Dans l’intervalle, Gilles Bigot s’attelle à la structuration du bureau parisien de Winston & Strawn en approfondissant les relations avec la maison-mère américaine et en définissant de nouveaux axes stratégiques. Tout est à faire lorsque l’avocat prend les rênes du cabinet après Vincent Sol car, après une importante vague de départs, il faut s’organiser autour d’une poignée d’avocats, Jérôme Herbet et Sara Susnjar à ses côtés. La pression est importante : même soutenue par le co-chair, un francophile du nom de Michael Elkin, l’équipe doit s’élever au niveau de rentabilité d’une firme outre-Atlantique. S’étant construit à l’origine autour du contentieux haut de gamme, Winston & Strawn a étendu son savoir-faire aux opérations financières. "C’était donc le moment de miser sur le corporate, relève celui qui a déjà un pied dans le transactionnel aux côtés des acteurs de la santé. Il nous fallait être encore plus forts là où nous étions déjà visibles : la réglementation financière, le contentieux, la fiscalité, le droit social et le secteur de la santé."

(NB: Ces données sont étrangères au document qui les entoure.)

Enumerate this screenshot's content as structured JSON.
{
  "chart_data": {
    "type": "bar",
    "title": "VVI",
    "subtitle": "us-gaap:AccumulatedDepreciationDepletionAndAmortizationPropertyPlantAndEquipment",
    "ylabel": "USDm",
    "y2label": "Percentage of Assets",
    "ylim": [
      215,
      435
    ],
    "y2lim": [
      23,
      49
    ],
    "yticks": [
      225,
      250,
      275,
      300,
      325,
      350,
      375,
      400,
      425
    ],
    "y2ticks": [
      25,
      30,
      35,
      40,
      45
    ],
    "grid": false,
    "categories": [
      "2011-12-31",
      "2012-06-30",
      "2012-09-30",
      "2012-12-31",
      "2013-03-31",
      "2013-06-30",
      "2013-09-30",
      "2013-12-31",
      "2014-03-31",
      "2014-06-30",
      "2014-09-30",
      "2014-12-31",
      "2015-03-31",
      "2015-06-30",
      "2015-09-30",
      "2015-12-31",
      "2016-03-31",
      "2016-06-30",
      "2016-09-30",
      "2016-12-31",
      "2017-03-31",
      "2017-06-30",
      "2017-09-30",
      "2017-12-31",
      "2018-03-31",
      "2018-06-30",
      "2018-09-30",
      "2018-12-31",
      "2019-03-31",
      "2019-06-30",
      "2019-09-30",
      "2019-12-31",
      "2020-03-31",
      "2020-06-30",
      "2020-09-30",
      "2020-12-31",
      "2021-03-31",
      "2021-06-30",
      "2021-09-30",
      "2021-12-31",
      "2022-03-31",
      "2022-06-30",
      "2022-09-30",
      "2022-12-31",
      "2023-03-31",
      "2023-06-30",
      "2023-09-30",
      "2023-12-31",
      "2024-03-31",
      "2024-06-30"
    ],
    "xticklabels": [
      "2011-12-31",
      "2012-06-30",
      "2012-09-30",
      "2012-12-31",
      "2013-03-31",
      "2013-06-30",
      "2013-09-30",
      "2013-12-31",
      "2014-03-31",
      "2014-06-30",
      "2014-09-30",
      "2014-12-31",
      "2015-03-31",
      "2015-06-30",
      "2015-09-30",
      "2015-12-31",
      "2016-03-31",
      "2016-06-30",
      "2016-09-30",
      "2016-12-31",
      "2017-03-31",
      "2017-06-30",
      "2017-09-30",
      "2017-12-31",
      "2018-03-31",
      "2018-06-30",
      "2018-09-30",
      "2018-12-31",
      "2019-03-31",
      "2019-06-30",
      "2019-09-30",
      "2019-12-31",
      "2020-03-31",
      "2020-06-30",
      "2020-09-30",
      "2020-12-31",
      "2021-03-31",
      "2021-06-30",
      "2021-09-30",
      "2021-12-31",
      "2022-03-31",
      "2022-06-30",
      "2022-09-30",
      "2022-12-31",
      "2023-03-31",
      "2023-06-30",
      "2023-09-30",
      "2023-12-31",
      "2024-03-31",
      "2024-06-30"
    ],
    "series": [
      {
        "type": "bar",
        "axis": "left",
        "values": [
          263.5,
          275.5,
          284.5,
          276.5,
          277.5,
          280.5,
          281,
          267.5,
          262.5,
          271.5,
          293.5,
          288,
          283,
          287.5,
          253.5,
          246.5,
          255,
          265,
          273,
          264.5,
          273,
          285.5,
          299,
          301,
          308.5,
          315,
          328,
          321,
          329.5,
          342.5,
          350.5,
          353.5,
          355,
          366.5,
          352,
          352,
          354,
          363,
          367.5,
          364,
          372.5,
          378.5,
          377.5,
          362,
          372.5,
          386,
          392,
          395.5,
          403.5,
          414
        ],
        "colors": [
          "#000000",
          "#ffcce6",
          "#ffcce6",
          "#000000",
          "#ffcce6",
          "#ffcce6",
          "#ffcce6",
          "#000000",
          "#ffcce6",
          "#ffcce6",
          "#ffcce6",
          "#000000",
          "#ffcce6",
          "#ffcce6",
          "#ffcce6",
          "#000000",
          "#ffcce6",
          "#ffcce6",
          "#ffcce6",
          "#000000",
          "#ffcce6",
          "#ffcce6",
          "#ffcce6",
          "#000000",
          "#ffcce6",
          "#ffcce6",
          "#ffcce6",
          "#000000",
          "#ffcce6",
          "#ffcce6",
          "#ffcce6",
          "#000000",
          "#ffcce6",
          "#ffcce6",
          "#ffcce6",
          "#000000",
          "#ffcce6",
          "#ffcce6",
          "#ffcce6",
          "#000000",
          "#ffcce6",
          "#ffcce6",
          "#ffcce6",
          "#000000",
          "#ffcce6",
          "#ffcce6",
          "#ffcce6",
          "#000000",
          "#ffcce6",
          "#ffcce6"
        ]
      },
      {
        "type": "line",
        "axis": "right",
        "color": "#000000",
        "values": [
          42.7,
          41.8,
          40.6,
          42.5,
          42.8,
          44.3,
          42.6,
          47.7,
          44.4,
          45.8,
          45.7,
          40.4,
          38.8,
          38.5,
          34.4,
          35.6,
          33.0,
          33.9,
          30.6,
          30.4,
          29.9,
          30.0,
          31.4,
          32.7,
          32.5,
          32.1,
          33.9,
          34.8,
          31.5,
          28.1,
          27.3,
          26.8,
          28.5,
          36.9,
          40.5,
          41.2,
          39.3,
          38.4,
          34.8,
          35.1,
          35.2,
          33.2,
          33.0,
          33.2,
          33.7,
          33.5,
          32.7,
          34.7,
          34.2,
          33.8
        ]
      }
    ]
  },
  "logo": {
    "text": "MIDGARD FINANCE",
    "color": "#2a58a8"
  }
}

L’associé dirigeant prend son bâton de pèlerin à la recherche de talents, avec comme arguments pour convaincre un projet séduisant et des moyens humains et financiers pour le mettre en musique. Et les talents affluent : Julie Vern, devenue son chef d’état-major en droit de la santé, Virgile Puyau en droit social, Annie Maudouit-Ridde en public M&A, entre autres. "Et l’ambiance, j’y tiens par-dessus tout, insiste-t-il. Il faut que chacun soit heureux de venir au bureau même si l'on travaille dur, en évitant à tout prix les postures stériles d’avocats d’affaires jouant les monarques", avant d’avouer que les idées de démission sont fréquentes tellement la pression est grande. Mais l’esprit d’équipe, l’amitié et l’entraide entre avocats parviennent toujours à contrebalancer les moments de surchauffe. "Je suis mu par une sorte de mission sacrée, la réussite n’est due qu’au ressort humain et au work in progress", estime Gilles Bigot, qui voit bien dans l’avenir une poignée d’associés agrandir le partnership parisien, pour atteindre une cinquantaine d’avocats, "mais pas plus, parce que le modèle américain n’est pas véritablement transposable en France". Cet amateur de voitures anciennes a vendu une bonne partie de sa collection, faute de temps pour les conduire. Et n’a gardé qu’une Fiat 500 de 1969 et une Porsche Carrera GTS de 2011. Peut-être de quoi le mener plus souvent vers sa Normandie natale.